UN RÉGAL POUR LES YEUX ET POUR L'ÂME
Texte: Valérie Lobsiger
MASTER CHENG, de Mika Kaurismäki (Finlande, 2019, 114 mn), à partir du 20 août sur les écrans suisses alémaniques.
UN FILM QUI DÉPAYSE EN MÊME TEMPS QU’IL RAPPROCHE. On ne peut pas imaginer deux pays plus éloignés que la Chine et la Finlande. En termes de paysages, mais aussi de culture. D’un côté un Chinois, Cheng (Pak Hon Chu) timide, réservé, soucieux de politesse. De l’autre, une Lapone, Sirkka (Anna-Maija Toukko), joyeuse, spontanée, directe. Et pourtant, c’est l’empathie et le respect au premier regard. Mais reprenons. Flanqué de son gamin Nunjo (Lucas Hsuan), Cheng débarque un beau jour dans un restaurant du bout du monde, à la recherche d’un certain Fongtron. Sirkka, la jolie patronne, leur sert à la louche de la purée et de la viande en sauce. Le gosse grimace et se plonge dans les jeux de son téléphone. Cheng s’enquiert d’un hôtel mais il n’y en a pas à moins de 40 km. Sirkka, qui a bon cœur, leur propose alors une chambre modeste sur la lande. Un car de touristes chinois ne tarde pas à changer la donne. Cheng, cuisinier hors pair à Shangaï, propose de passer aux fourneaux pour faire face à la nouvelle demande. Du jour au lendemain, les clients affluent. D’abord les touristes, puis les locaux, dont la curiosité finit par l’emporter sur la méfiance («ça a l’air gluant, un homme blanc hétérosexuel ne mange pas ça», s’exclame l’un des deux vieux piliers de bistrot). Pour finir pourtant, tout le village y viendra, de l’école à la maison de retraite.

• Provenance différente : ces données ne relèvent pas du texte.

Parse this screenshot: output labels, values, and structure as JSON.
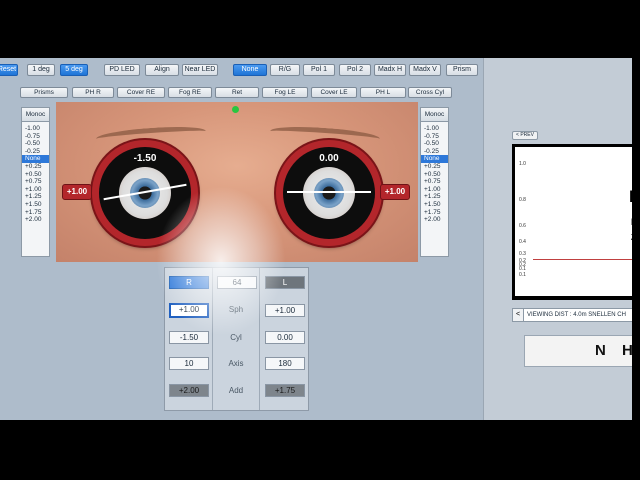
{
  "toolbar1": [
    {
      "label": "Reset",
      "active": true
    },
    {
      "label": "1 deg",
      "active": false
    },
    {
      "label": "5 deg",
      "active": true
    },
    {
      "label": "PD LED",
      "active": false
    },
    {
      "label": "Align",
      "active": false
    },
    {
      "label": "Near LED",
      "active": false
    },
    {
      "label": "None",
      "active": true
    },
    {
      "label": "R/G",
      "active": false
    },
    {
      "label": "Pol 1",
      "active": false
    },
    {
      "label": "Pol 2",
      "active": false
    },
    {
      "label": "Madx H",
      "active": false
    },
    {
      "label": "Madx V",
      "active": false
    },
    {
      "label": "Prism",
      "active": false
    }
  ],
  "toolbar2": [
    "Prisms",
    "PH R",
    "Cover RE",
    "Fog RE",
    "Ret",
    "Fog LE",
    "Cover LE",
    "PH L",
    "Cross Cyl"
  ],
  "left_panel": {
    "header": "Monoc",
    "items": [
      "-1.00",
      "-0.75",
      "-0.50",
      "-0.25",
      "None",
      "+0.25",
      "+0.50",
      "+0.75",
      "+1.00",
      "+1.25",
      "+1.50",
      "+1.75",
      "+2.00"
    ],
    "selected": "None"
  },
  "right_side_panel": {
    "header": "Monoc",
    "items": [
      "-1.00",
      "-0.75",
      "-0.50",
      "-0.25",
      "None",
      "+0.25",
      "+0.50",
      "+0.75",
      "+1.00",
      "+1.25",
      "+1.50",
      "+1.75",
      "+2.00"
    ],
    "selected": "None"
  },
  "lenses": {
    "right": {
      "cyl": "-1.50",
      "sph": "+1.00"
    },
    "left": {
      "cyl": "0.00",
      "sph": "+1.00"
    }
  },
  "rx": {
    "right_header": "R",
    "pd": "64",
    "left_header": "L",
    "labels": [
      "Sph",
      "Cyl",
      "Axis",
      "Add"
    ],
    "right": {
      "sph": "+1.00",
      "cyl": "-1.50",
      "axis": "10",
      "add": "+2.00"
    },
    "left": {
      "sph": "+1.00",
      "cyl": "0.00",
      "axis": "180",
      "add": "+1.75"
    }
  },
  "chart_panel": {
    "prev_label": "< PREV",
    "ticks": [
      "1.0",
      "0.8",
      "0.6",
      "0.4",
      "0.3",
      "0.2",
      "0.2",
      "0.1",
      "0.1"
    ],
    "viewing": "VIEWING DIST : 4.0m   SNELLEN CH",
    "back_label": "<",
    "near_letters": "N H"
  }
}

LA NOURRITURE, CETTE QUÊTE DE BIEN-ÊTRE. «Good food make happy». Ça a l’air d’une formule à l’emporte-pièce et pourtant. La médecine traditionnelle chinoise accorde une grande importance à l’alimentation où la température d’un aliment et son appartenance aux cinq notes aromatiques de base (l’amertume, l’acidité, le sucré, le piquant et le salé, dont chaque repas devrait contenir un élément) jouent un rôle primordial. Elle considère que le corps tire son énergie vitale de ce qu’il ingère. Pour peu que l’équilibre entre corps et énergie soit rompu, les maladies apparaissent. Cheng sait qu’on peut rétablir cet équilibre grâce à des aliments précis. Ainsi, il prépare une soupe à Sirkka qui souffre de ses menstruations et bientôt, ce sont les autres femmes du village qui la lui réclament, achevant de lui faire gagner confiance et sympathie. Chen en connaît un rayon, c’est un magicien. Et, en ce qui concerne les intolérances alimentaires occidentales, pas de gluten dans les nouilles de riz, pas de lait dans les préparations et par contre, beaucoup de légumes! précise-t-il.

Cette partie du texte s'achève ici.